My intention getting the Persons Quantum 2626 was to replace an (excellent) USB desktop device with a Thunderbolt rack-mounted device, for neatness and good sound quality.
The good:
- Awesome sound, sample rates and (audio) latency specs are through the roof.
- Good quality device, connectors and knobs have a reliable feel to them and look neat.
- Split Phantom power for simultaneous use of condensers and ribbons, pre-amp controls, 2 head set jacks, enough inputs, etc ... all great!

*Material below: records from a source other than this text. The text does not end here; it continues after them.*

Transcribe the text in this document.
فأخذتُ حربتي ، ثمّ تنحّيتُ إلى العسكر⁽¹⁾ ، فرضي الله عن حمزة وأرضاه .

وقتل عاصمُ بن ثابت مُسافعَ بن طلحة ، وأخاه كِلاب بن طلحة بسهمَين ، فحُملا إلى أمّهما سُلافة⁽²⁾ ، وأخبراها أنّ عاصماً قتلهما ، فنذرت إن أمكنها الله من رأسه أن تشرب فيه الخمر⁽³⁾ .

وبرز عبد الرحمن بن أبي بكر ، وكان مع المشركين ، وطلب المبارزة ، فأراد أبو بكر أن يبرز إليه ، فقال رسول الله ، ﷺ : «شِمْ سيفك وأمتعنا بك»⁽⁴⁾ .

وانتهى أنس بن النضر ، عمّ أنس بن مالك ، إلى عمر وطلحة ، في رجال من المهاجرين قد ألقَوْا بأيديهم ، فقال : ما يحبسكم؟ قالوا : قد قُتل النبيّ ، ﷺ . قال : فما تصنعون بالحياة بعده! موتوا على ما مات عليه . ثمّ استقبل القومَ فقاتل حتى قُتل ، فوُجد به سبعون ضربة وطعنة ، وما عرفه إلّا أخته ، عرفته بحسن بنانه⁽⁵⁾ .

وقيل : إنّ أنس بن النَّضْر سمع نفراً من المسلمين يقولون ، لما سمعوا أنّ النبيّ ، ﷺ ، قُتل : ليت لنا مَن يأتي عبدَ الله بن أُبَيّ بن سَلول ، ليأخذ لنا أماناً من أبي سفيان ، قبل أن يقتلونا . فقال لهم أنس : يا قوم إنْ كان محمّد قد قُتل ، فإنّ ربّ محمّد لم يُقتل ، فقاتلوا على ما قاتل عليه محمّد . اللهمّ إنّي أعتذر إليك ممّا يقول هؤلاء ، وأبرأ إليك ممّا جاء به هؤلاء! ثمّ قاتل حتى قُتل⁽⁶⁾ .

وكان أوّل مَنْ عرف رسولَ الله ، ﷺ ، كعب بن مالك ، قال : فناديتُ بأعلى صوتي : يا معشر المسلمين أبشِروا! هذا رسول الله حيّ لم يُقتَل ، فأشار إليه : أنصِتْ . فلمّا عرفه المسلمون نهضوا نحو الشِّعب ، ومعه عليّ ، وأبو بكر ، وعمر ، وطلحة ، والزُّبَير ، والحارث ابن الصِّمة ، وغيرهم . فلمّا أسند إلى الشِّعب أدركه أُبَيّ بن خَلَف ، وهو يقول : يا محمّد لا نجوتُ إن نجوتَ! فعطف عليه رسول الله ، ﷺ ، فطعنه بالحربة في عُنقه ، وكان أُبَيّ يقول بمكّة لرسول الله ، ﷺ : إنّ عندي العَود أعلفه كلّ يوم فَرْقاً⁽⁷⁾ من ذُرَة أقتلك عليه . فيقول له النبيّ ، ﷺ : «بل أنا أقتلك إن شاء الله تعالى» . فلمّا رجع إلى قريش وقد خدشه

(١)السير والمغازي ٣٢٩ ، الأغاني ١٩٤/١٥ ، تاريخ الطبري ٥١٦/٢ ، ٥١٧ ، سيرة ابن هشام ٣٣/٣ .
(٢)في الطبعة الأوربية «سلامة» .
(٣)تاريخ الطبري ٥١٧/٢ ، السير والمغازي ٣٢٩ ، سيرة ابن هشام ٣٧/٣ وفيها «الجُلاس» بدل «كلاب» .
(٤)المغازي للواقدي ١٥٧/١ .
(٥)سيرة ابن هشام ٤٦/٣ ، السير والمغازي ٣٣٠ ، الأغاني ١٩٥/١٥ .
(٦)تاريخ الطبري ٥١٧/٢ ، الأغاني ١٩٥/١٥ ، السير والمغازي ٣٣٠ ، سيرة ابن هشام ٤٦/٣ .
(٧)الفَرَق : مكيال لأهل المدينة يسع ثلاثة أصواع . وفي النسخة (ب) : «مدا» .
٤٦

- Universal Control software gives nice insights in what you're recording and looks awesome.
The bad:
- The gripe several reviewers are having is real: it doesn't automatically route the inputs to the outputs and the UC software doesn't let you. Just playing something to your mic for fun without the intention to record won't produce any sound, you NEED to enable your DAW and create appropriate tracks. Quickly worked around with a Logic template and you get used to it, but the first days i had to fiddle and refiddle and refiddle (and i don't mean with the violin).
- It's a rack mounted device, but it has some pretty annoying design choices. The on/off button is on the back, so very hard to reach.
- Also, there are no jack inputs on the back. So, when mounted together with my synth, i can't use some short patch cables to make neat mess-free audio connections. Instead i have cables going from the back of my rack around to the front to reach the jack inputs on the Quantum. Hmmm.
- For some reason, the MIDI ports are just bad. Laggy, irregular events, dropped events, note-on without note-off, etc ... Felt entirely unusable to me. It COULD be a setting somewhere, but the UC software has as good as no settings, and i couldn't find anything in Logic (also, why would a thunderbolt device need to make compromises on transfer speeds?). My Quantum replaced a Fortrite device which worked perfectly MIDI-wise with my exact same setup. I ended up buying a rack mounted dedicated MIDI device and that again works perfectly, same cables, settings, same everything.
So, in conclusion: i bought this device so i could put sample rates and buffer sizes on MAX without worry, get the cable mess off my desktop, and finally use that cool T3 port on my iMac, and it delivers. It looks nice and i'll keep it for sure. But ... it's clumsy to rack-mount, and the MIDI connectors are somehow useless.